Ich schlängelte mich durch diesen Tempel der
Coolness, an dessen Wänden langweilige graue PCs
standen, und erreichte die schwarze Theke mit
Marmorplatte, auf der unter Neonreklamen für alle möglichen Getränke eine große dampfende
Kaffeemaschine stand.
Ich deutete auf den nächsten PC und versuchte, die wummernde Musik zu übertönen. »Ich möchte online
gehen … äh … parlez-vous anglais ?«
Der Kerl hinter der Theke sah nicht mal von der
Geschirr-Spülmaschine auf, die er ausräumte. »Klar, logg dich ein, zahlen kannst du später. Was zu trinken?« Er trug Schwarz und sprach mit skandinavischem Akzent.
»Café crème.«
»Kommt sofort. Setz dich schon mal.«
Ich ging zu einer freien PC-Station, setzte mich auf den sehr hohen Hocker und meldete mich an.

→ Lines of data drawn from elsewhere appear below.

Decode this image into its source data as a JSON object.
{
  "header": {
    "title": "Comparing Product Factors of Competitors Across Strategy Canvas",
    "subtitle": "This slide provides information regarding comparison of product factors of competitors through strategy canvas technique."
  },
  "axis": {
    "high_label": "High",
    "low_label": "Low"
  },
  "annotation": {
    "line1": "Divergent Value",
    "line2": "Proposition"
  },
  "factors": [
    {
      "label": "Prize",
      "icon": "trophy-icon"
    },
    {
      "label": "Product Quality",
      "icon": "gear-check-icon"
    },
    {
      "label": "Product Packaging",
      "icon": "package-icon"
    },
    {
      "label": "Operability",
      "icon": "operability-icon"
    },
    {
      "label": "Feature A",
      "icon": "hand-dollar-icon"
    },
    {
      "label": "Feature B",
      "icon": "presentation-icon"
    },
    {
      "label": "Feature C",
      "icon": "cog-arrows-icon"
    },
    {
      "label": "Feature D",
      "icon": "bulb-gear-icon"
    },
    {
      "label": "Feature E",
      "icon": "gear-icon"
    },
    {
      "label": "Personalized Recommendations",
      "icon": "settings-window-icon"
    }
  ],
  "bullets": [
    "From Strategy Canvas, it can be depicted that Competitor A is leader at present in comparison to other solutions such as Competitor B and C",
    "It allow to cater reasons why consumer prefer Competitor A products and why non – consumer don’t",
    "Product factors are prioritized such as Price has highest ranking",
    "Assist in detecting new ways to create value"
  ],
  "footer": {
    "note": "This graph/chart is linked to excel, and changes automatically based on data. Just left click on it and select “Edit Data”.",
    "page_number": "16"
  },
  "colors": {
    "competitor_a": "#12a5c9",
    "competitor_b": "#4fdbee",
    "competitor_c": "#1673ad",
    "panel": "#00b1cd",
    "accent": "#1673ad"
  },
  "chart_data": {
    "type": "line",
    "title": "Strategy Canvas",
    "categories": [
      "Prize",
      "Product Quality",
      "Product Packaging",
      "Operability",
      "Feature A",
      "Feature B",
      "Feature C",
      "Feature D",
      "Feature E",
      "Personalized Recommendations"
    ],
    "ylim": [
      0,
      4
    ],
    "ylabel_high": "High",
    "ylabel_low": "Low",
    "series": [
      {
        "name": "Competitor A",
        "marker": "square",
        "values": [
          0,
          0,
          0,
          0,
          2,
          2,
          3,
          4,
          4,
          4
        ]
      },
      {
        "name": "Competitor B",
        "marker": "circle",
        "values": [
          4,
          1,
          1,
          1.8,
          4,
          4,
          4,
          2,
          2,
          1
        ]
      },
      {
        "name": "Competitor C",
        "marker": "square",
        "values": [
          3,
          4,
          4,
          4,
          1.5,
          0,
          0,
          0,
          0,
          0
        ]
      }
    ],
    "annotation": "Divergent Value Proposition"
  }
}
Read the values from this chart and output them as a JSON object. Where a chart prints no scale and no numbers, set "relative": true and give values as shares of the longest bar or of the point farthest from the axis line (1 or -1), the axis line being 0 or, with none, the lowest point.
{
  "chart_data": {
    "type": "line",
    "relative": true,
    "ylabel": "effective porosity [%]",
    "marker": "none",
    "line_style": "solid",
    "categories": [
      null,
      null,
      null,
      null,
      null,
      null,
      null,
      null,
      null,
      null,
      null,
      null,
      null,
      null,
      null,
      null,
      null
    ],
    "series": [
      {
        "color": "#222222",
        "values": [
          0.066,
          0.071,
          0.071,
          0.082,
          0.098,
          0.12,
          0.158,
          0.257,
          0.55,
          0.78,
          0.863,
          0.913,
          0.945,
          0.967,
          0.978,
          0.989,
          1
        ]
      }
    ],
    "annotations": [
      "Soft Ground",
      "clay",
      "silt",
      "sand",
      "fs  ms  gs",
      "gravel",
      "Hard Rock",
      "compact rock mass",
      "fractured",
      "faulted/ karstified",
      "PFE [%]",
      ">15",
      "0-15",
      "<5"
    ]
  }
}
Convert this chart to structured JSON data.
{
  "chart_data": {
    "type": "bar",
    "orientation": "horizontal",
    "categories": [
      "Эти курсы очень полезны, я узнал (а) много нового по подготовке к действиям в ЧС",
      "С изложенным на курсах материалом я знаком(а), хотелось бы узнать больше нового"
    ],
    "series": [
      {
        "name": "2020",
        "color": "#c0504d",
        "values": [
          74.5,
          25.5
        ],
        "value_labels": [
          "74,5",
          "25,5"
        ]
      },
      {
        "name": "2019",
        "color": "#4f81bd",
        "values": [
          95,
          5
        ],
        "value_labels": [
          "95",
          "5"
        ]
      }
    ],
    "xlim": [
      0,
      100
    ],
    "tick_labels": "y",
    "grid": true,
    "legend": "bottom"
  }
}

Die
Bildschirminformationen waren alle auf Französisch, aber ich kannte mich inzwischen damit aus und wechselte sofort zu Hotmail über. George hatte mir einen in Polen registrierten Account einrichten lassen. Mein
Benutzername lautete BB8642; George war BB97531 –
eine Zahlenfolge, die sogar ich mir merken konnte. Er war so paranoid wie ich und hatte sich größte Mühe gegeben, um sicherzustellen, dass niemand unsere
Korrespondenz zurückverfolgen konnte. Ich wäre nicht überrascht gewesen, wenn er veranlasst hätte, dass Bill Gates persönlich unsere Nachrichten löschte, sobald sie gelesen waren.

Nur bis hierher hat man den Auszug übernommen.